Warren just hoped that Joey McGhee didn’t let them down.
‘Silvija Wilson used her credit card twice on the day of the murder,’ said Pymm. ‘She drew out five hundred quid in cash from a cash machine in the newsagent’s at Middlesbury station. She must have been desperate; it’s one of those dodgy private ones that charge you two quid to get your own cash out. Plus, the interest payments on cash withdrawals for that card are eye-watering. I’m requesting CCTV from the card machine provider, to check it was her.’
‘Wilson admitted to giving Annie some cash.

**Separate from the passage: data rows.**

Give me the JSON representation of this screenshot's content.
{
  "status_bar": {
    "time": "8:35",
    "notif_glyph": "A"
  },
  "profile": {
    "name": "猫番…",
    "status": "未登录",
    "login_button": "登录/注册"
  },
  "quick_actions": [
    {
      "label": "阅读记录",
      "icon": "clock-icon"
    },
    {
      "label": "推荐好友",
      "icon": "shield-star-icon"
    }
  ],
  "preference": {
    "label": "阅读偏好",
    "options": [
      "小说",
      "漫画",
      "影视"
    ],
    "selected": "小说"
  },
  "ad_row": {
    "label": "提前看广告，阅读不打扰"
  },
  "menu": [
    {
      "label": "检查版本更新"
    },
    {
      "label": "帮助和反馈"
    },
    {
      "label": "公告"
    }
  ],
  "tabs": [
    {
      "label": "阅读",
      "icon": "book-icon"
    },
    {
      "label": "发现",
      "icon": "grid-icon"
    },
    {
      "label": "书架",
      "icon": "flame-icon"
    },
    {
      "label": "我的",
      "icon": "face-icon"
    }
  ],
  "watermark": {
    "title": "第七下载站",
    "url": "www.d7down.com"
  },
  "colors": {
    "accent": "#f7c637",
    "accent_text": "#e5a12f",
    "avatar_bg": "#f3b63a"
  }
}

What was the second transaction?’ asked Warren.
‘It looks as though she bought a train ticket, for £154.45. I’m raising a warrant to get the train operator to release the details of the ticket, but it’ll take time, there are so many bloody train companies, nobody’s even sure who processed the payment.’
‘Great. Any ideas on how else we can work out where she was going?’ asked Warren.
Pymm raised an eyebrow, and he apologized. It wasn’t her fault. He took a deep breath to calm himself. The mysterious Annie had fled the scene a week ago. If she was an illegal worker, she probably went straight to the airport and flew back to Serbia. A few more hours’ delay would hardly matter.
‘I looked at the trains that were leaving within an hour of her arriving at the station,’ said Pymm. ‘In rush hour the train companies might take the piss and charge a hundred and fifty quid for a forty-five-minute train journey to central London but there are so many different permutations, there’s no way I can figure out where that fare would have taken her, especially if the ticket was a generic “London Terminals”. All the other destinations were to smaller, local stations, so a ticket costing that much would mean she then took a connecting train.’ Pymm sighed in frustration. ‘Then she could be anywhere.’
‘Do we have CCTV yet from the platforms?’ asked Warren.
‘Mags has a team on it, but we’re struggling with resources at the moment.’
Warren was all too aware of the pressures on the video evidence team down in Welwyn; he’d received an email from the head of the unit that morning, with the exact same email forwarded to him again from John Grayson ten minutes later. As usual, there were multiple operations across the region, all with video footage that needed analysing, and Warren was being asked to consider the immediacy of his ongoing requests. Warren was starting to worry that if the case began to lose momentum, his team would find its jobs sliding down the priority list.